Many of our Minnesota lakes and streams are polluted by chemicals sprayed to engender huge harvests. Many farmers want nothing to do with "buffers" of plants that will absorb and neutralize these chemicals. I can almost hear the argument: "We have big machines that till and harvest. We need all the space we can get." It's the soy and corn, Dummie. And voracious farming practices that want "carpet crops" with no true dirt around the borders, dirt that if left alone, could absorb much of the polluting run-off.
Italians don't talk much about farm pollution. Their brand of "showing off" doesn't mean so much controlling nature, as sashaying with speed or beauty--beauty as a form of parading the human/divine, Venus on her speeding shell, her nakedness a form of glorious identity, her ropes of golden hair another form of pasta. To eat is to be beautiful. To walk arm-in-arm through the family crowds is to carry your soul-food on either side of you.
Yes, I had lovely things to eat, especially at Omero's in a tiny hamlet high above the Arno called Arcetri.

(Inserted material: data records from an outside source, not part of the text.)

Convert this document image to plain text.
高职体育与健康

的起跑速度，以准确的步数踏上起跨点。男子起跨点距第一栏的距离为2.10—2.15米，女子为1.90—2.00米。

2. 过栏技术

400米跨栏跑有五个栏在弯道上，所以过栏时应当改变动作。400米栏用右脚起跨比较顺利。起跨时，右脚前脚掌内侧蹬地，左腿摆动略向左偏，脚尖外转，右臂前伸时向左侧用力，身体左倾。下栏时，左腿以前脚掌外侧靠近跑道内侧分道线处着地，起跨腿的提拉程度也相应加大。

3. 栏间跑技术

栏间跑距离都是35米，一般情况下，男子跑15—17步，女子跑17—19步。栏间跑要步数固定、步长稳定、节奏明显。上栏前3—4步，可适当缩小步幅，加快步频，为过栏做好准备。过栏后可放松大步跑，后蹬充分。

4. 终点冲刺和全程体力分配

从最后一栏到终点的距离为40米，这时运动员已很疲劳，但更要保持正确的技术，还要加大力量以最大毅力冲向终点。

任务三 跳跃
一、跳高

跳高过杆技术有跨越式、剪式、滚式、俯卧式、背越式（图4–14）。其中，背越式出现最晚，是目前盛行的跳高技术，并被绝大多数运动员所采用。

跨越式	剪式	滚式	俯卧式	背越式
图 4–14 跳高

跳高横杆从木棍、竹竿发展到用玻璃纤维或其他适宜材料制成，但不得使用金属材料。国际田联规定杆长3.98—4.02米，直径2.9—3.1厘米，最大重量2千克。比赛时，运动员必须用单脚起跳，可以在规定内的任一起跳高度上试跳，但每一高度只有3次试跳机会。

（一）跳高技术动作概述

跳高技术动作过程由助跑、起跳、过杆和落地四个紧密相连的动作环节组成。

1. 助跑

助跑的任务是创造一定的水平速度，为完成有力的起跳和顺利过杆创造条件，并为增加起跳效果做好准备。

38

Far enough above the city that only a few lights glimmered here and there, but close enough to perceive the tops of hills still catching the sun, and the dells turning blue in the twilight.

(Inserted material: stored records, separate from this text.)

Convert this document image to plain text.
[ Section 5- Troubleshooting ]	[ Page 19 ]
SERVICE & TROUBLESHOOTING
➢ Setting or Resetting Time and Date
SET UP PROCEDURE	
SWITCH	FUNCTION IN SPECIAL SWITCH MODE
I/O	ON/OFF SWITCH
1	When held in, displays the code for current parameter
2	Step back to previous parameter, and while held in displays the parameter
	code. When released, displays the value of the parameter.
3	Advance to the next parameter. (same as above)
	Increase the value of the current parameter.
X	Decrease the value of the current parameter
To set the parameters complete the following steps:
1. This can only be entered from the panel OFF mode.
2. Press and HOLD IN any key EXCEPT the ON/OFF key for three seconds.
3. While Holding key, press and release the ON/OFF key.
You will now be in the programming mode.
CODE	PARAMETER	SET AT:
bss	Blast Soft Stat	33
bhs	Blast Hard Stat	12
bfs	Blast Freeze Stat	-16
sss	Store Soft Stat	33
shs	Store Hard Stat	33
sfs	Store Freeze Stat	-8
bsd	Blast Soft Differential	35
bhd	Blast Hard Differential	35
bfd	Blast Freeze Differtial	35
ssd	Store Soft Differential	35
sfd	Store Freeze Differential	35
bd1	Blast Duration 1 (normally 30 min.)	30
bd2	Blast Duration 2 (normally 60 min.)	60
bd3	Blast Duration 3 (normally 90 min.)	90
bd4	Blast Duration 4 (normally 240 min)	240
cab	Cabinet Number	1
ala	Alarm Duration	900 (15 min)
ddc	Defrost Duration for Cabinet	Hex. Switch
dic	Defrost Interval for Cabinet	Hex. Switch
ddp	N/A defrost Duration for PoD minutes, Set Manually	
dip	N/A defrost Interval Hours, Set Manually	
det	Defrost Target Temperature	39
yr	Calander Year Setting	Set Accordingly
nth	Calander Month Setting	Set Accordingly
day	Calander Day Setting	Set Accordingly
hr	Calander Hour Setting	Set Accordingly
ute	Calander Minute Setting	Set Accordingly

I didn't like what the new steward of the Uffizi has done with the paintings. All the Michaelangelos downstairs in dungeon rooms with black walls. (But isn't that to protect the surfaces? No, says my snide friend, not much impressed with curators. It's because "black" is trendy.) I missed associations from years before. No longer does Venus on her half shell speed forward across a gallery toward a Netherlander image of piety, the donors tiny at the bottom. The Netherlanders now have a whole wall to themselves. And they're rather staid and boring, while poor Venus has no one to counteract her insouscient freedom and beauty.
Thank heavens no one has tampered with the wildly inventive Uffizi ceilings--those cornucopia of satyrs, angels, griffins, plinths, vessels--so complex and unpredictable that the neck and brain tire together and return the eyes to the floor.
I ate at least one, sometimes two gelatos a day, with pistachio and lemon or pink as cotton candy atop deep licorice, every combination an experiment, some better than others. I found one museum I'd never visited before, dedicated to Galileo, right behind the Uffizi, and so if you've goofed your entry time, as I did, and have time to kill, it's so easy to climb the stairs as models of the sky change around you, globe after globe after globe. Sky and earth, stars and planets. At the end I was no better informed than before as to what precisely he, the great sky-gazer, discovered or predicted, but I saw many many "mock-ups" of solar systems, a few that almost looked like they belonged to us.